Many companies have produced porcelain Snow White dolls. Often, these are general depictions of the character from the legend, rather than from the Disney film. Edwin Knowles issued a delightful version in their ‘Heroines From the Fairy Tale Forests’ series. Designed by Dianne Effner, this Snow White has a pretty, innocent face and wears a red-striped beige skirt with a black bodice laced with red ribbons, and has ribbons decorating her white blouse. She stands 14 inches high. A smaller version, similarly dressed, was also made. A part-work entitled ‘Disney Princess’, published by De Agostini, which has a porcelain doll attached to each issue, has recently featured several different small porcelain dolls from the Snow White film. Amongst them was one wearing the yellow dress and another in a ‘ragged costume’ as well as dolls depicting the Prince and the Wicked Queen.
Who can forget the Queen? She must have given millions of children the frights over the years! Disney issued an excellent replica of her in their‘Villains’ series, in the 1990s, and they still sell similar dolls today in their stores – though usually only around Hallow’een. The Wicked Queen is resplendent in a purple satin gown, red-lined black cloak, high white collar, gold crown and blood-red ruby at her throat, and is beautifully packaged, in a strong acetate-fronted display box.
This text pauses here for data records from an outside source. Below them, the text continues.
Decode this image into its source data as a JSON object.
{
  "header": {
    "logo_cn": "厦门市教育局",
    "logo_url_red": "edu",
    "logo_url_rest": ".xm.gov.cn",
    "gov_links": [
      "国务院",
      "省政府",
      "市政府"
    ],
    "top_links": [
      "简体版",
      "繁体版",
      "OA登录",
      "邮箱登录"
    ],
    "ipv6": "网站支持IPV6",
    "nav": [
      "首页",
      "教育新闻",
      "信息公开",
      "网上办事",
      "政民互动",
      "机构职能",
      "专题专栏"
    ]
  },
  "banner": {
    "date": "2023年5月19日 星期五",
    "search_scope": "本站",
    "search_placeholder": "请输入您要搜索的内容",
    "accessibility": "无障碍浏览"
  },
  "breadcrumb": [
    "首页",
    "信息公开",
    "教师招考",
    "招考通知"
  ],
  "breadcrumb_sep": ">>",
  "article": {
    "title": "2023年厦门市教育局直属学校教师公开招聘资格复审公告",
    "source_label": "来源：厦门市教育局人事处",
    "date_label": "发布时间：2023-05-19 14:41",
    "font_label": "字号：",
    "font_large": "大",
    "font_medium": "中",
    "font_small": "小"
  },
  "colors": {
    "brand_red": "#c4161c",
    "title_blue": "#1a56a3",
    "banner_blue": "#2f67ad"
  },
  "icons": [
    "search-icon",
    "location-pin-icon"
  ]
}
The Prince, too, has been depicted by companies such as Vivid Imaginations. One American writer claimed that the song, ‘Some day my Prince will come’ was responsible for the problems of a whole generation of American women, but to many, it became known as the ‘Kodak song’ (substitute the Prince for ‘prints’)!
Of all the different versions of Snow White which have appeared over the years, the most accurate, very beautiful, representation of the white-skinned, ebony-haired, scarlet-lipped young girl – alo ng with her cheeky dwarfs – has to be the one by talented designer R John Wright Be warned, though, R John Wright’s work certainly does not come cheap – but it is exquisite. Moulded in felt, perfectly painted and shaded, his Snow White must be exactly how Disney first imagined his heroine. The dwarfs are also characterised just as they appear in the film.
So, if you want to include a little fantasy in your doll collection, look out for Snow White and her seven dwarfs – I guarantee that every time you look at them, you won’t be able to resist a smile.